Even if M2a is published after M2b and M2c, the system works correctly because each message represents an independent side-effect. The logical flow of the process is preserved, regardless of the order in which messages are processed within a queue.

This approach is very good option if you need one or multiple consumers per queue. It's pretty scalable, you can monitorize each queue independently and adjust resources as needed.

In my experience, this model works well for a variety of use cases, especially when dealing with complex workflows that require high availability and fault tolerance.


6. Network Failures, The Real Enemy

Common scenarios

Scenario What happens Risk
Consumer processes message, loses connection before ack RabbitMQ re-delivers Duplicate
Consumer receives message but crashes before ack RabbitMQ re-delivers Duplicate
Producer publishes but loses connection before confirm Message may or may not have arrived Retry needed

How to survive

Some strategies:

  • Publisher confirms: ensures the producer knows whether the message reached the broker.
  • Manual acks on consumers: prevents marking a message as processed before it has actually been completed.
  • Retries and DLQs: handle errors without losing messages.
  • Idempotency: key to safely processing duplicate messages without side effects.

Guarantees:

  • No lost messages even under network instability.
  • Only duplicates, which are safely ignored.

7. Putting It All Together

Common Risks and Solutions

Risk Solution
Lost messages on publish Outbox Pattern + Publisher Confirms
Lost messages in RabbitMQ Durable Queues + Persistent Messages
Lost messages on consume manual Ack after commit
Duplicates Idempotency
Out-of-order processing One consumer per queue or queue per side-effect
Network failures Retries + DLQ + Confirm mode

8. The Reality of Distributed Systems

You can’t have exactly-once semantics in an unreliable network.

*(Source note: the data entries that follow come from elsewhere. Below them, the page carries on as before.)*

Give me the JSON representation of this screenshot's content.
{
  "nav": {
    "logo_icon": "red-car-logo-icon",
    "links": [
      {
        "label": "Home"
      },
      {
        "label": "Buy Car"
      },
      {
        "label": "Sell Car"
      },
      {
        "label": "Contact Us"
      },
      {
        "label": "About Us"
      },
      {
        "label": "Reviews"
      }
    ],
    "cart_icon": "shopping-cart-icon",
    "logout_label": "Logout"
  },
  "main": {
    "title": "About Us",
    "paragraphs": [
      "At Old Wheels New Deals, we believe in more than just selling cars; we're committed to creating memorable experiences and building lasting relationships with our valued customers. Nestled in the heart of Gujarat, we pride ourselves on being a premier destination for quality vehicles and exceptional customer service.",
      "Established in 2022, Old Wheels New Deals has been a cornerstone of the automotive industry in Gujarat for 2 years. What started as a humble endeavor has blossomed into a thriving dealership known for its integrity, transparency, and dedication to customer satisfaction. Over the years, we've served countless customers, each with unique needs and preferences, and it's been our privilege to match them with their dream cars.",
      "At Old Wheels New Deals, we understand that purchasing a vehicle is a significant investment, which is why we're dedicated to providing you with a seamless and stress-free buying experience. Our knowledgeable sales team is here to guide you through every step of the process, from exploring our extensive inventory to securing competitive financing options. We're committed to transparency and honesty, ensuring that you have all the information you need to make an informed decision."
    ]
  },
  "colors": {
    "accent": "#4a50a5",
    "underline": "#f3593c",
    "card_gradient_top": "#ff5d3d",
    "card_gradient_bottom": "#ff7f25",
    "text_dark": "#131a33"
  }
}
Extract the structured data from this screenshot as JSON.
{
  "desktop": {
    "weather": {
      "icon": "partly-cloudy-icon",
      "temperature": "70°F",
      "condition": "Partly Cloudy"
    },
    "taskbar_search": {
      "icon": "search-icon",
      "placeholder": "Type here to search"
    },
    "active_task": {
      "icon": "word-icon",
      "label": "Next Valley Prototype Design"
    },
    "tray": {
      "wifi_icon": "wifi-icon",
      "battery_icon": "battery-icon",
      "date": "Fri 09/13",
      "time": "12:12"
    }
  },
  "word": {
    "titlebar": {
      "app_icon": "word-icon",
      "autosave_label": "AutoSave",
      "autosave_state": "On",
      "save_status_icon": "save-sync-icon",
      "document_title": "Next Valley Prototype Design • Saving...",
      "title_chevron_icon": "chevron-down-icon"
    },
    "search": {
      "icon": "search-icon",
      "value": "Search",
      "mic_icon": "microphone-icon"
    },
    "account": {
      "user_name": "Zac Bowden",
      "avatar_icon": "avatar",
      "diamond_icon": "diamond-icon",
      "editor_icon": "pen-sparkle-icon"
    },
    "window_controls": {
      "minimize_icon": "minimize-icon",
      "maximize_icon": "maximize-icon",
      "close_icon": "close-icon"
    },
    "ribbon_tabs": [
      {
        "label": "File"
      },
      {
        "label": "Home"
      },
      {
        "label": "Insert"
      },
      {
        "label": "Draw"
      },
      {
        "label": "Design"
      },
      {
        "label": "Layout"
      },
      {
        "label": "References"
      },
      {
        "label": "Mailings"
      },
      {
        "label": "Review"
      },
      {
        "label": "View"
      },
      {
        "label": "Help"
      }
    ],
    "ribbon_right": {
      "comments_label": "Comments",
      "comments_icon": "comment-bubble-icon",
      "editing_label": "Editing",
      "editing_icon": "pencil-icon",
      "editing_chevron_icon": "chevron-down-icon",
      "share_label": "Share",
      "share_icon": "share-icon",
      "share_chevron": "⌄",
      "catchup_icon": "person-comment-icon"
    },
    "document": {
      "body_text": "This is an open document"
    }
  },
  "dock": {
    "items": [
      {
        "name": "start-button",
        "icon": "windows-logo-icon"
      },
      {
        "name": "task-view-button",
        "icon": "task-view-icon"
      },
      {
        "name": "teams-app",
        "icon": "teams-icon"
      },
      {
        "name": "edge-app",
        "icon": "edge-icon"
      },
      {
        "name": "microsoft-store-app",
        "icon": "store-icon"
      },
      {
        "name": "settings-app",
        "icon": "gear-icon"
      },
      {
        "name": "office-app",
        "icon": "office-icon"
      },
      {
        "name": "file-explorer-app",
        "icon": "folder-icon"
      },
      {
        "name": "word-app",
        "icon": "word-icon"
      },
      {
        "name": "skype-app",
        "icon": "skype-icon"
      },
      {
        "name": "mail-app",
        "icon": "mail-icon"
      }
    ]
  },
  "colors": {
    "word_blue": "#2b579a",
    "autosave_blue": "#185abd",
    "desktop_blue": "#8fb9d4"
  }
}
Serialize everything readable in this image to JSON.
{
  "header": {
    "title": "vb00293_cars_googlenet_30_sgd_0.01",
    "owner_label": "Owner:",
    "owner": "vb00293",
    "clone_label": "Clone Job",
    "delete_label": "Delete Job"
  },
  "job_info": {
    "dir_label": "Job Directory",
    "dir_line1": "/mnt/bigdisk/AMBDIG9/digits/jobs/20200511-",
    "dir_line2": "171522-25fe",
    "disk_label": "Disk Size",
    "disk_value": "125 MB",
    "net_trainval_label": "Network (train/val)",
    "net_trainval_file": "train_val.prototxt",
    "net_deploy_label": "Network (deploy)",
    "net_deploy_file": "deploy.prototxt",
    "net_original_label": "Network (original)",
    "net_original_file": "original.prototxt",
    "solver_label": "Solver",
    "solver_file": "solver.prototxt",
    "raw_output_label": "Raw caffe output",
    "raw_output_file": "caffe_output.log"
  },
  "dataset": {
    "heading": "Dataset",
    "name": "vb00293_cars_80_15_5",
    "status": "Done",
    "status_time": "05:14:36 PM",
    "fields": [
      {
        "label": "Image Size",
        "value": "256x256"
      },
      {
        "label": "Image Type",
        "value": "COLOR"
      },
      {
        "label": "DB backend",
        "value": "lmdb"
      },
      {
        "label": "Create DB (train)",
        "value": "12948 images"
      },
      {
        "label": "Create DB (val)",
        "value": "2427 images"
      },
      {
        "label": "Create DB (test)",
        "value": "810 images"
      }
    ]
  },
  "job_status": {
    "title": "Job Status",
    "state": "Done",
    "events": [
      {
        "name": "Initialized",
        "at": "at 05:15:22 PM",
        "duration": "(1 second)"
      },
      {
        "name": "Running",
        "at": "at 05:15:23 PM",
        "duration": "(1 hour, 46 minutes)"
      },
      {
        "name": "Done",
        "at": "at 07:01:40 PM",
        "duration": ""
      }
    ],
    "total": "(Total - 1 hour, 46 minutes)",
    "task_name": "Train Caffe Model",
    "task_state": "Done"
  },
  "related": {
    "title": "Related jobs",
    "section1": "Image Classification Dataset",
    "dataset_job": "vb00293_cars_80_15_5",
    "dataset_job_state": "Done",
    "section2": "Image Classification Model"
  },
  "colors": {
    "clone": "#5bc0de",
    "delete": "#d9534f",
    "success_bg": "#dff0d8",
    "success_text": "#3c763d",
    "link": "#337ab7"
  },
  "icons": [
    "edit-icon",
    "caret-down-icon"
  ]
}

What you can have is at-least-once delivery with idempotent consumers, and that’s good for real-world systems.

By combining:

  • Outbox pattern
  • Durable queues
  • Persistent messages
  • Manual acks
  • Idempotency
  • Proper ordering strategies

you achieve no message loss and predictable, consistent behavior, even under failure.


Final Thoughts

Building reliable message-driven systems isn’t about eliminating failure, it’s about making failure safe. With RabbitMQ, that means embracing duplicates, ensuring order where it matters, and designing every step to survive a crash, a retry, or a network glitch.

Reliability isn’t magic, it’s discipline.